Lettering name fobs
Turning Ink/Stitch lettering into a shaped snap tab requires just a few easy steps.
First, select your lettering:
Extensions > Ink/Stitch > Lettering. There are a lot of alphabets to choose from. Try them out until you find one you like. Consider all-caps versus mixed-case. I picked three different ones just so you can see what the shapes look like, but you’ll probably want to do one at a time.
Now we’re going to get the stitch plan. These steps are just like making the die line or the knockdown stitch - it’s a technique that has a lot of different uses. Take a look at those tutorials, especially the knockdown stitch one, for more help if you’re trying to do this with a particularly complicated script.
Depending on the alphabet you’ve chosen, the stitch plan might give you a lot of extra lines for jump stitches. They’re fine if they’re going to be within the shape, but if you’re like me and you have wild jump stitches between words, use the node editor to select those stitches and delete them. Click once to select the path, and all the nodes will show up. Click the jump stitch and both ends of it will light up. Select the “Delete segment between two non-endpoint nodes” button on the toolbar and the stitch will disappear.
Now go to the Fill and Stroke dialog with your words selected. Make the lines twice as thick as the distance your outline should be from the letters - usually 2-3mm. You words will probably get very spiky, so make sure you select rounded joins.
Path > Stroke to Path. There won’t be much of a visible change, but you now have a filled object instead of an outlined one. Hit Ctrl++, or
Path > Union, to smash that object into a non-overlapping shape. Select an outline color, and take out the fill.
Hit Shift+Ctrl+K, or
Path > Break Apart, to break all the stitch paths into their own object. Decide which ones you want to keep - maybe you just want the main outline, or maybe you’ll want to keep an outline on larger counters. Select all the tiny scrap ones and delete them. Change the counters’ color so it’s not the same as the main outline’s.

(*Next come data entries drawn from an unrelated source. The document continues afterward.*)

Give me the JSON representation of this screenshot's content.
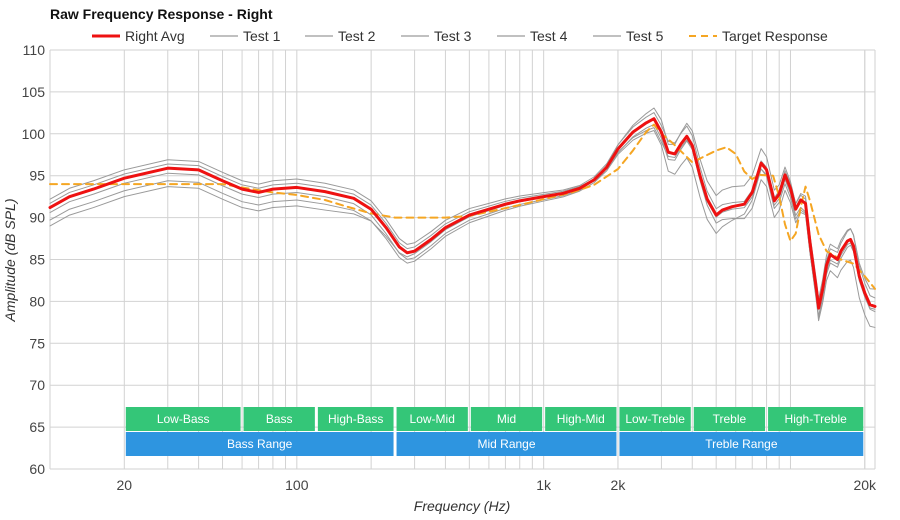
{
  "chart_data": {
    "type": "line",
    "title": "Raw Frequency Response - Right",
    "xlabel": "Frequency (Hz)",
    "ylabel": "Amplitude (dB SPL)",
    "xscale": "log",
    "xlim": [
      10,
      22000
    ],
    "ylim": [
      60,
      110
    ],
    "x_ticks": [
      {
        "value": 20,
        "label": "20"
      },
      {
        "value": 100,
        "label": "100"
      },
      {
        "value": 1000,
        "label": "1k"
      },
      {
        "value": 2000,
        "label": "2k"
      },
      {
        "value": 20000,
        "label": "20k"
      }
    ],
    "y_ticks": [
      60,
      65,
      70,
      75,
      80,
      85,
      90,
      95,
      100,
      105,
      110
    ],
    "grid": true,
    "legend_position": "top",
    "series": [
      {
        "name": "Right Avg",
        "style": "solid",
        "color": "#ee1111",
        "width": 3,
        "points": [
          [
            10,
            91.2
          ],
          [
            12,
            92.5
          ],
          [
            15,
            93.4
          ],
          [
            20,
            94.7
          ],
          [
            30,
            95.9
          ],
          [
            40,
            95.7
          ],
          [
            50,
            94.4
          ],
          [
            60,
            93.4
          ],
          [
            70,
            93.0
          ],
          [
            80,
            93.4
          ],
          [
            100,
            93.6
          ],
          [
            130,
            93.1
          ],
          [
            170,
            92.3
          ],
          [
            200,
            91.0
          ],
          [
            230,
            88.8
          ],
          [
            260,
            86.5
          ],
          [
            280,
            85.8
          ],
          [
            300,
            86.0
          ],
          [
            350,
            87.4
          ],
          [
            400,
            88.8
          ],
          [
            500,
            90.3
          ],
          [
            600,
            91.0
          ],
          [
            700,
            91.6
          ],
          [
            800,
            92.0
          ],
          [
            1000,
            92.5
          ],
          [
            1200,
            92.9
          ],
          [
            1400,
            93.5
          ],
          [
            1600,
            94.5
          ],
          [
            1800,
            96.0
          ],
          [
            2000,
            98.2
          ],
          [
            2300,
            100.2
          ],
          [
            2600,
            101.3
          ],
          [
            2800,
            101.8
          ],
          [
            3000,
            100.2
          ],
          [
            3200,
            97.8
          ],
          [
            3400,
            97.6
          ],
          [
            3600,
            98.8
          ],
          [
            3800,
            99.7
          ],
          [
            4000,
            98.6
          ],
          [
            4300,
            95.0
          ],
          [
            4600,
            92.2
          ],
          [
            5000,
            90.3
          ],
          [
            5300,
            90.9
          ],
          [
            5800,
            91.3
          ],
          [
            6500,
            91.6
          ],
          [
            7000,
            93.0
          ],
          [
            7600,
            96.5
          ],
          [
            8000,
            95.7
          ],
          [
            8600,
            92.0
          ],
          [
            9000,
            92.8
          ],
          [
            9500,
            95.1
          ],
          [
            10000,
            93.5
          ],
          [
            10500,
            91.0
          ],
          [
            11000,
            92.1
          ],
          [
            11500,
            91.7
          ],
          [
            12000,
            87.0
          ],
          [
            12800,
            81.0
          ],
          [
            13000,
            79.2
          ],
          [
            13500,
            81.5
          ],
          [
            14000,
            84.3
          ],
          [
            14500,
            85.6
          ],
          [
            15500,
            85.0
          ],
          [
            16000,
            86.0
          ],
          [
            17000,
            87.2
          ],
          [
            17500,
            87.4
          ],
          [
            18000,
            86.6
          ],
          [
            19000,
            83.0
          ],
          [
            20000,
            81.0
          ],
          [
            21000,
            79.6
          ],
          [
            22000,
            79.4
          ]
        ]
      },
      {
        "name": "Test 1",
        "style": "solid",
        "color": "#9a9a9a",
        "width": 1,
        "offsets": [
          1.0,
          1.0,
          0.3,
          1.3
        ],
        "seed": 1.3
      },
      {
        "name": "Test 2",
        "style": "solid",
        "color": "#9a9a9a",
        "width": 1,
        "offsets": [
          -1.5,
          -1.2,
          -0.3,
          -1.2
        ],
        "seed": 2.7
      },
      {
        "name": "Test 3",
        "style": "solid",
        "color": "#9a9a9a",
        "width": 1,
        "offsets": [
          0.5,
          0.5,
          0.2,
          -2.0
        ],
        "seed": 4.1
      },
      {
        "name": "Test 4",
        "style": "solid",
        "color": "#9a9a9a",
        "width": 1,
        "offsets": [
          -0.6,
          -0.8,
          -0.2,
          2.4
        ],
        "seed": 5.6
      },
      {
        "name": "Test 5",
        "style": "solid",
        "color": "#9a9a9a",
        "width": 1,
        "offsets": [
          -2.2,
          -0.3,
          0.0,
          -2.6
        ],
        "seed": 6.9
      },
      {
        "name": "Target Response",
        "style": "dashed",
        "color": "#f5a623",
        "width": 2,
        "points": [
          [
            10,
            94.0
          ],
          [
            20,
            94.0
          ],
          [
            30,
            94.0
          ],
          [
            50,
            94.0
          ],
          [
            60,
            93.6
          ],
          [
            80,
            93.0
          ],
          [
            100,
            92.7
          ],
          [
            130,
            92.1
          ],
          [
            160,
            91.3
          ],
          [
            200,
            90.5
          ],
          [
            250,
            90.0
          ],
          [
            300,
            90.0
          ],
          [
            400,
            90.0
          ],
          [
            500,
            90.2
          ],
          [
            600,
            90.7
          ],
          [
            800,
            91.5
          ],
          [
            1000,
            92.2
          ],
          [
            1300,
            93.0
          ],
          [
            1600,
            93.9
          ],
          [
            2000,
            95.8
          ],
          [
            2300,
            98.0
          ],
          [
            2600,
            100.2
          ],
          [
            2800,
            101.1
          ],
          [
            3000,
            100.0
          ],
          [
            3300,
            99.0
          ],
          [
            4000,
            96.6
          ],
          [
            5000,
            98.0
          ],
          [
            5500,
            98.4
          ],
          [
            6000,
            97.6
          ],
          [
            6500,
            95.5
          ],
          [
            7000,
            94.6
          ],
          [
            7500,
            95.1
          ],
          [
            8500,
            95.0
          ],
          [
            9000,
            92.5
          ],
          [
            9500,
            89.2
          ],
          [
            10000,
            87.2
          ],
          [
            10500,
            88.1
          ],
          [
            11000,
            91.2
          ],
          [
            11500,
            93.7
          ],
          [
            12000,
            92.0
          ],
          [
            13000,
            88.0
          ],
          [
            14000,
            86.0
          ],
          [
            16000,
            85.0
          ],
          [
            18000,
            84.5
          ],
          [
            20000,
            83.0
          ],
          [
            22000,
            81.5
          ]
        ]
      }
    ],
    "bands": [
      {
        "label": "Low-Bass",
        "from": 20,
        "to": 60,
        "color": "#34c678"
      },
      {
        "label": "Bass",
        "from": 60,
        "to": 120,
        "color": "#34c678"
      },
      {
        "label": "High-Bass",
        "from": 120,
        "to": 250,
        "color": "#34c678"
      },
      {
        "label": "Low-Mid",
        "from": 250,
        "to": 500,
        "color": "#34c678"
      },
      {
        "label": "Mid",
        "from": 500,
        "to": 1000,
        "color": "#34c678"
      },
      {
        "label": "High-Mid",
        "from": 1000,
        "to": 2000,
        "color": "#34c678"
      },
      {
        "label": "Low-Treble",
        "from": 2000,
        "to": 4000,
        "color": "#34c678"
      },
      {
        "label": "Treble",
        "from": 4000,
        "to": 8000,
        "color": "#34c678"
      },
      {
        "label": "High-Treble",
        "from": 8000,
        "to": 20000,
        "color": "#34c678"
      }
    ],
    "ranges": [
      {
        "label": "Bass Range",
        "from": 20,
        "to": 250,
        "color": "#2e95e0"
      },
      {
        "label": "Mid Range",
        "from": 250,
        "to": 2000,
        "color": "#2e95e0"
      },
      {
        "label": "Treble Range",
        "from": 2000,
        "to": 20000,
        "color": "#2e95e0"
      }
    ]
  }
}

If you still have overlapping objects, select them and hit Ctrl++,
Path > Union, to merge them.
Now you can use the node editor to simplify the outline. You probably won’t want to trim down into spaces like the one between the K and a, so maybe you’ll want the outline stitch to swoop across horizontally to the top of the a instead of following the K down any further. It’s up to you, and the shape of the name. Try a
Path > Simplify if your path seems too complicated; you can always Ctrl+Z to undo it if you don’t like it.

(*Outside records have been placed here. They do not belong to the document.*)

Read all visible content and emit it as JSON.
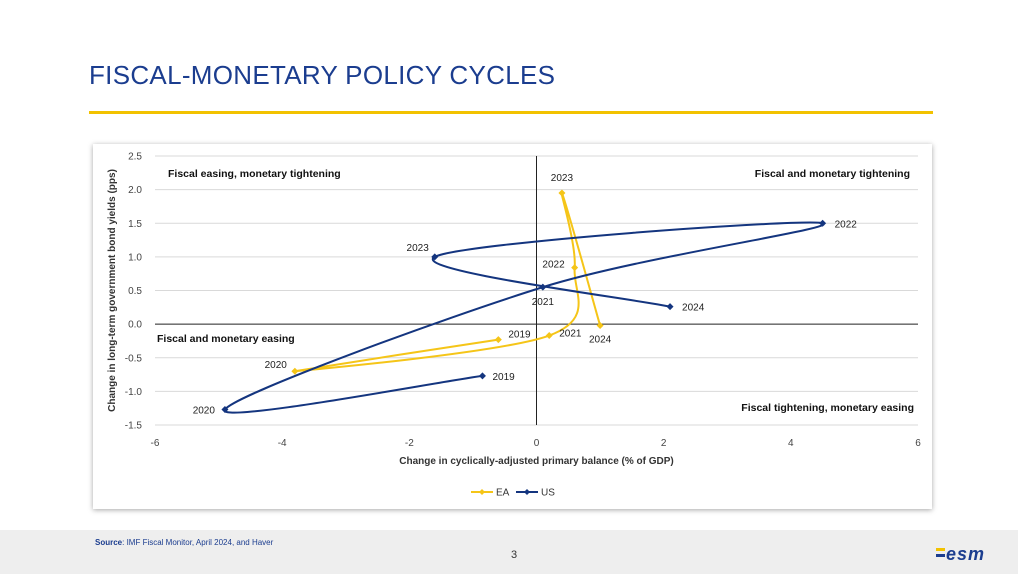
{
  "page": {
    "title": "FISCAL-MONETARY POLICY CYCLES",
    "source_label": "Source",
    "source_text": ": IMF Fiscal Monitor, April 2024, and Haver",
    "page_number": "3",
    "logo_text": "esm"
  },
  "colors": {
    "title": "#1b3d8f",
    "rule": "#f2c200",
    "ea": "#f5c518",
    "us": "#14357f"
  },
  "chart_data": {
    "type": "scatter",
    "xlabel": "Change in cyclically-adjusted primary balance (% of GDP)",
    "ylabel": "Change in long-term government bond yields (pps)",
    "xlim": [
      -6,
      6
    ],
    "ylim": [
      -1.5,
      2.5
    ],
    "xticks": [
      -6,
      -4,
      -2,
      0,
      2,
      4,
      6
    ],
    "yticks": [
      2.5,
      2.0,
      1.5,
      1.0,
      0.5,
      0.0,
      -0.5,
      -1.0,
      -1.5
    ],
    "xtick_labels": [
      "-6",
      "-4",
      "-2",
      "0",
      "2",
      "4",
      "6"
    ],
    "ytick_labels": [
      "2.5",
      "2.0",
      "1.5",
      "1.0",
      "0.5",
      "0.0",
      "-0.5",
      "-1.0",
      "-1.5"
    ],
    "grid": "horizontal",
    "legend_position": "bottom",
    "quadrant_labels": {
      "top_left": "Fiscal easing, monetary tightening",
      "top_right": "Fiscal and monetary tightening",
      "bottom_left": "Fiscal and monetary easing",
      "bottom_right": "Fiscal tightening, monetary easing"
    },
    "series": [
      {
        "name": "EA",
        "color": "#f5c518",
        "points": [
          {
            "label": "2019",
            "x": -0.6,
            "y": -0.23
          },
          {
            "label": "2020",
            "x": -3.8,
            "y": -0.7
          },
          {
            "label": "2021",
            "x": 0.2,
            "y": -0.17
          },
          {
            "label": "2022",
            "x": 0.6,
            "y": 0.84
          },
          {
            "label": "2023",
            "x": 0.4,
            "y": 1.95
          },
          {
            "label": "2024",
            "x": 1.0,
            "y": -0.02
          }
        ]
      },
      {
        "name": "US",
        "color": "#14357f",
        "points": [
          {
            "label": "2019",
            "x": -0.85,
            "y": -0.77
          },
          {
            "label": "2020",
            "x": -4.9,
            "y": -1.27
          },
          {
            "label": "2021",
            "x": 0.1,
            "y": 0.55
          },
          {
            "label": "2022",
            "x": 4.5,
            "y": 1.5
          },
          {
            "label": "2023",
            "x": -1.6,
            "y": 1.0
          },
          {
            "label": "2024",
            "x": 2.1,
            "y": 0.26
          }
        ]
      }
    ]
  }
}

If you’re just making a feltie or whatever, you can skip these steps, but if you’re making a snap tab you need the snap tab. You can manually create the shape, or you can import this SVG. Click it again to go into rotate mode, hold down Ctrl to constrain it as you turn it 90 degrees to parallel the name. (Or join it at the top, if you want. I don’t know your life.)
Select the main outline of the name, and align them vertically with the last-selected item (the outline shouldn’t move). Deselect the main outline, and slide the tab (again using Ctrl to constrain it from moving vertically) into place.

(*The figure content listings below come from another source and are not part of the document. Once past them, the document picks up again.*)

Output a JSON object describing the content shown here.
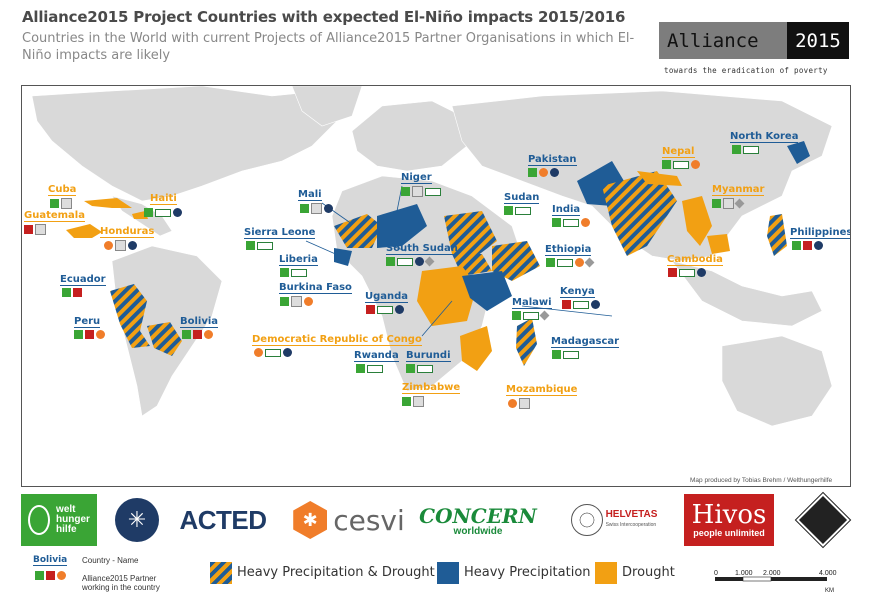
{
  "header": {
    "title": "Alliance2015 Project Countries with expected El-Niño impacts 2015/2016",
    "subtitle": "Countries in the World with current Projects of Alliance2015 Partner Organisations in which El-Niño impacts are likely"
  },
  "brand": {
    "logo_left": "Alliance",
    "logo_right": "2015",
    "tagline": "towards the eradication of poverty"
  },
  "map": {
    "credit": "Map produced by Tobias Brehm / Welthungerhilfe",
    "colors": {
      "heavy_precip": "#1f5c96",
      "drought": "#f2a013",
      "land": "#d9d9d9"
    },
    "countries": [
      {
        "name": "Cuba",
        "impact": "drought"
      },
      {
        "name": "Haiti",
        "impact": "drought"
      },
      {
        "name": "Guatemala",
        "impact": "drought"
      },
      {
        "name": "Honduras",
        "impact": "drought"
      },
      {
        "name": "Ecuador",
        "impact": "heavy-precipitation-and-drought"
      },
      {
        "name": "Peru",
        "impact": "heavy-precipitation-and-drought"
      },
      {
        "name": "Bolivia",
        "impact": "heavy-precipitation-and-drought"
      },
      {
        "name": "Mali",
        "impact": "heavy-precipitation-and-drought"
      },
      {
        "name": "Niger",
        "impact": "heavy-precipitation"
      },
      {
        "name": "Sierra Leone",
        "impact": "heavy-precipitation"
      },
      {
        "name": "Liberia",
        "impact": "heavy-precipitation"
      },
      {
        "name": "Burkina Faso",
        "impact": "heavy-precipitation"
      },
      {
        "name": "Sudan",
        "impact": "heavy-precipitation-and-drought"
      },
      {
        "name": "South Sudan",
        "impact": "heavy-precipitation-and-drought"
      },
      {
        "name": "Ethiopia",
        "impact": "heavy-precipitation-and-drought"
      },
      {
        "name": "Uganda",
        "impact": "heavy-precipitation"
      },
      {
        "name": "Kenya",
        "impact": "heavy-precipitation"
      },
      {
        "name": "Rwanda",
        "impact": "heavy-precipitation"
      },
      {
        "name": "Burundi",
        "impact": "heavy-precipitation"
      },
      {
        "name": "Democratic Republic of Congo",
        "impact": "drought"
      },
      {
        "name": "Malawi",
        "impact": "drought"
      },
      {
        "name": "Zimbabwe",
        "impact": "drought"
      },
      {
        "name": "Mozambique",
        "impact": "drought"
      },
      {
        "name": "Madagascar",
        "impact": "heavy-precipitation-and-drought"
      },
      {
        "name": "Pakistan",
        "impact": "heavy-precipitation"
      },
      {
        "name": "India",
        "impact": "heavy-precipitation-and-drought"
      },
      {
        "name": "Nepal",
        "impact": "drought"
      },
      {
        "name": "Myanmar",
        "impact": "drought"
      },
      {
        "name": "Cambodia",
        "impact": "drought"
      },
      {
        "name": "Philippines",
        "impact": "heavy-precipitation-and-drought"
      },
      {
        "name": "North Korea",
        "impact": "heavy-precipitation"
      }
    ]
  },
  "legend": {
    "sample_country": "Bolivia",
    "country_name": "Country - Name",
    "partner_line1": "Alliance2015 Partner",
    "partner_line2": "working in the country",
    "heavy_precip_drought": "Heavy Precipitation & Drought",
    "heavy_precip": "Heavy Precipitation",
    "drought": "Drought"
  },
  "scale": {
    "ticks": [
      "0",
      "1.000",
      "2.000",
      "4.000"
    ],
    "unit": "KM"
  },
  "partners": {
    "welt_line1": "welt",
    "welt_line2": "hunger",
    "welt_line3": "hilfe",
    "acted": "ACTED",
    "cesvi": "cesvi",
    "concern": "CONCERN",
    "concern_sub": "worldwide",
    "helvetas": "HELVETAS",
    "helvetas_sub": "Swiss Intercooperation",
    "hivos": "Hivos",
    "hivos_sub": "people unlimited"
  }
}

Use the node editor to slide (Ctrl constrained, again) the end nodes to meet the main outline. Add a node where the tab meets the main outline, then break that node so the main outline starts and stops there.
Now we just need the lettering itself back. Go to the Layers dialog and reveal the original layer.
It’s not necessary (Ink/Stitch creates color changes based on colors, not layers), but I like to create a layer for each color. I renamed the “stitch plan” layer to Outline (what I call the final assembly stitch, usually) and, for lack of a better name, created “Inline” for the counters and snap placement markers.
You may want to change Outline/Inline stitches to bean, probably 2.5mm. Use
Extensions > Ink/Stitch > Visualize and Export > Simulator /Realistic Preview to make sure there are no unexpected color changes or jumps. Use
Path > Reverse on the tab outline if it doesn’t run the right direction to meet the main outline without a jump, for instance. When everything looks right,
File > Save A Copy To... to the appropriate stitch file for your machine.
To make the fobs, you’ll stitch the letters, change to the topstitching color and stitch Inline (so the counters don’t show through on the back of the tab), then put the backing vinyl on and stitch Outline. Trim, add hardware and snap/rivet, and you’re done!